Je me rappelle avoir eu beaucoup de mal à trouver un chef décorateur. J’avais travaillé bien en amont avec une amie qui a dû partir au dernier moment sur un autre projet, et en cette période propice aux tournages, tout les gens que j’appelle sont pris ! Heureusement nous trouverons, juste à temps, Guillaume Deviercy, qui avec une seule assistante et un budget serré, fera des prouesses – la ceinture qui se change en serpent d’eau, c’est lui qui la manipulait, pour ne citer qu’un exemple.
28 juin 2007 / 12 juillet 2007 : Tournage
Ce sont les dates, de mémoire.
Difficile de raconter.
La veille du premier jour, une nuit quasi sans sommeil.
L’impression d’avoir chaque jour une nouvelle difficulté à essayer, à ma grande joie : le jour du cheval, le jour du travelling, le jour des figurants pour le mariage…
Quoiqu’il en soit, de tous les détails de ce moment intense, le spectateur n’en saura rien !
Septembre à décembre 2007 : Montage image.
C’est pendant le montage que nous décidons de faire un générique brodé, par ma mère… Mais avant de lancer les travaux, il faut choisir un titre. Le film s’appelait Colbrune et Bjorn, mais à force de l’avoir entendu écorcher par tous les fournisseurs (Colburne et Borne ?), nous cherchons un nouveau titre… Les épousailles, les noces de coton, le conte du nom…, nous finissons par trouver les vœux à l’issue d’une projection de montage. Ma maman brode le générique que nous shootons avec quelques chutes de pellicule grapillées je ne sais plus où.
Janvier Février Mars 2008 : Montage son, mixage, étalonnage
Je voulais un film sans musique, mais on s’aperçoit que le film en réclame ! Avec l’aide de Thierry Jammes qui avait composé une chanson qui finalement n’est pas montée, et l’air de l’orgue portatif de la Belle Dame, nous comblons ce manque. Je n’ai jamais écouté autant de musique médiévale !
Le film, tourné en super 16, est gonflé en 35mm. Avec Tom, nous étalonnons en hâte la première copie, car le film est sélectionné au festival de Brive au mois d’avril !
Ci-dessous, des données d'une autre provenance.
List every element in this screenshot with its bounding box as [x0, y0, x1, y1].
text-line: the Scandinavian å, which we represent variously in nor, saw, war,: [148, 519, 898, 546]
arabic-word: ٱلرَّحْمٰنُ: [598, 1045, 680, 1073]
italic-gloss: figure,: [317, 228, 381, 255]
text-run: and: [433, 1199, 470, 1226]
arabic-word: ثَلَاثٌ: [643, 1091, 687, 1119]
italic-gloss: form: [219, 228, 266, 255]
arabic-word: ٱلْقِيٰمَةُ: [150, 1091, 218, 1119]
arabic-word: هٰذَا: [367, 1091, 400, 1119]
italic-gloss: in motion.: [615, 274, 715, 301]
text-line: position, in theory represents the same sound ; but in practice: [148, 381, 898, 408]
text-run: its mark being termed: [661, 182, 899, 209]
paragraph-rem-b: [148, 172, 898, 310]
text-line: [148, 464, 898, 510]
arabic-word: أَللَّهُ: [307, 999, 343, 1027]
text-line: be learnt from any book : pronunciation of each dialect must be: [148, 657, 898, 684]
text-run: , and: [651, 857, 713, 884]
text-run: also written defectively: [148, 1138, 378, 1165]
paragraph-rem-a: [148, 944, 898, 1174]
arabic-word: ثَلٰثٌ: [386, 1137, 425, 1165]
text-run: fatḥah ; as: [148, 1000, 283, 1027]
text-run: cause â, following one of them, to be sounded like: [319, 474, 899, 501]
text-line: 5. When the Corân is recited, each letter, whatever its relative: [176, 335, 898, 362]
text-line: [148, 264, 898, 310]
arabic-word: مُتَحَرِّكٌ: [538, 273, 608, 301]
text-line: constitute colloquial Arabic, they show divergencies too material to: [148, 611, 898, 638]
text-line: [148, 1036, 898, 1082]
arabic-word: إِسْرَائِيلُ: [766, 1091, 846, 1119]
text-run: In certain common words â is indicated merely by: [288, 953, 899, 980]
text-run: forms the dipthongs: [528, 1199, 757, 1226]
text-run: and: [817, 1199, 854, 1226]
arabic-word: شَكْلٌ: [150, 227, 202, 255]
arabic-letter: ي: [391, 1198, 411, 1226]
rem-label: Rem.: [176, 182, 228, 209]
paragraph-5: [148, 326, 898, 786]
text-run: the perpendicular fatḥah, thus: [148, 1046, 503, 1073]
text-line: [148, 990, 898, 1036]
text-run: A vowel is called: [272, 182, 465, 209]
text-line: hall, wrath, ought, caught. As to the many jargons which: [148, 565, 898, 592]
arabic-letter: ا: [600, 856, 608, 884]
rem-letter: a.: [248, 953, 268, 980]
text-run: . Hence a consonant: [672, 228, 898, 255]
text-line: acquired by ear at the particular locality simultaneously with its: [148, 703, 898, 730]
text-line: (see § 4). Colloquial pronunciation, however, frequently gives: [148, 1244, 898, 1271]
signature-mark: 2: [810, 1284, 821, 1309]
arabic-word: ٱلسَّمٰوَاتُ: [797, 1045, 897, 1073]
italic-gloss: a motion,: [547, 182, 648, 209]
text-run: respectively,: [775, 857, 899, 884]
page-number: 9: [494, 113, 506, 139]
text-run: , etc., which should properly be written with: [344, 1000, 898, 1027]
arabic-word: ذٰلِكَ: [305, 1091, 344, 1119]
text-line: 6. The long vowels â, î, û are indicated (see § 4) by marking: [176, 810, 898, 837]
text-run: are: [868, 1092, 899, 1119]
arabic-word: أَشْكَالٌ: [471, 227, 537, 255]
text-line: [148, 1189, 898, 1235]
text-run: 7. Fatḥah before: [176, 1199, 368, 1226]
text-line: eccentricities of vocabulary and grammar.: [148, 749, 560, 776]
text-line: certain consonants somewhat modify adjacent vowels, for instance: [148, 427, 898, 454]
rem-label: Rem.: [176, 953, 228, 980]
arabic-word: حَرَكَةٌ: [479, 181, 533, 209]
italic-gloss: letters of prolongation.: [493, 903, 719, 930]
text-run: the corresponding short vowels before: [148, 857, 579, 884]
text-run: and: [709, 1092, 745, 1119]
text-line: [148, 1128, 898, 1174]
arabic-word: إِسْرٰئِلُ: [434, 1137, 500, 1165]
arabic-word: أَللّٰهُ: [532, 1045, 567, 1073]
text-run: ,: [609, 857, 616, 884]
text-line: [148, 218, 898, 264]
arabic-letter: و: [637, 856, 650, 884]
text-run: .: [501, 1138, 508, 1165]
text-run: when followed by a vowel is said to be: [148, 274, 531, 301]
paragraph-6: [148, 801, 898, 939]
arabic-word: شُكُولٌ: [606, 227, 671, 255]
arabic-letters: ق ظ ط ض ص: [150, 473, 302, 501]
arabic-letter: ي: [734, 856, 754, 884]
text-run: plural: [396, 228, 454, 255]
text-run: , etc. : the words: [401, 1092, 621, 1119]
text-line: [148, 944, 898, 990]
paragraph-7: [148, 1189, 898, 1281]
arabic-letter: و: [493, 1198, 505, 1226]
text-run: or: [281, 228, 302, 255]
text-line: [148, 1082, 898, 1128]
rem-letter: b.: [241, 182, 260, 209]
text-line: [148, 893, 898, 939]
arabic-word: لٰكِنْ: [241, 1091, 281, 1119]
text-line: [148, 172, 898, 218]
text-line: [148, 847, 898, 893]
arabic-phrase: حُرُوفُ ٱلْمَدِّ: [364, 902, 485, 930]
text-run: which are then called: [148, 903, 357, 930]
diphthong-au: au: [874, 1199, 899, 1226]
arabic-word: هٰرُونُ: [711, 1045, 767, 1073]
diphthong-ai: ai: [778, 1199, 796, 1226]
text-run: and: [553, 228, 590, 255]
2008/ 2009 : Le film vit sa vie de moyen métrage. Festivals en France : Brive, Pau, Nice, Pantin ; projections en Pays de Loire et Limousin, les régions partenaires, Festivals de Gijon en Espagne, Ismaïlia en Egypte, Saint Pétersbourg…Le meilleur souvenir pour moi restera peut-être une projection à Eymoutiers, tout près de Tarnac, où les figurants du mariage remplissent la salle avec famille et amis. L’un deux me dit qu’il n’avait jamais remarqué la beauté des lieux que nous avons filmés, devant lesquels il passe tous les jours…
Avril 2010 : La Pellicule Ensorcelée m’annonce les projections du film en Champagne Ardenne. J’essaye de réfléchir à ce que peut être un journal rétroactif… Quand j’ai découvert le film tel qu’il est, à la fin du montage image, je crois que c’est là que j’ai vraiment compris ce que j’avais pu pressentir : que ce film racontait mon histoire, le choix de l’homme avec qui je partage ma vie, et avec qui, alors que je terminais la fabrication du film, nous avons fait un enfant. Avec sa dimension fantastique, j’espère que les voeux parle à ceux qui le voient du réel et de l’incommensurable importance de la question du choix amoureux.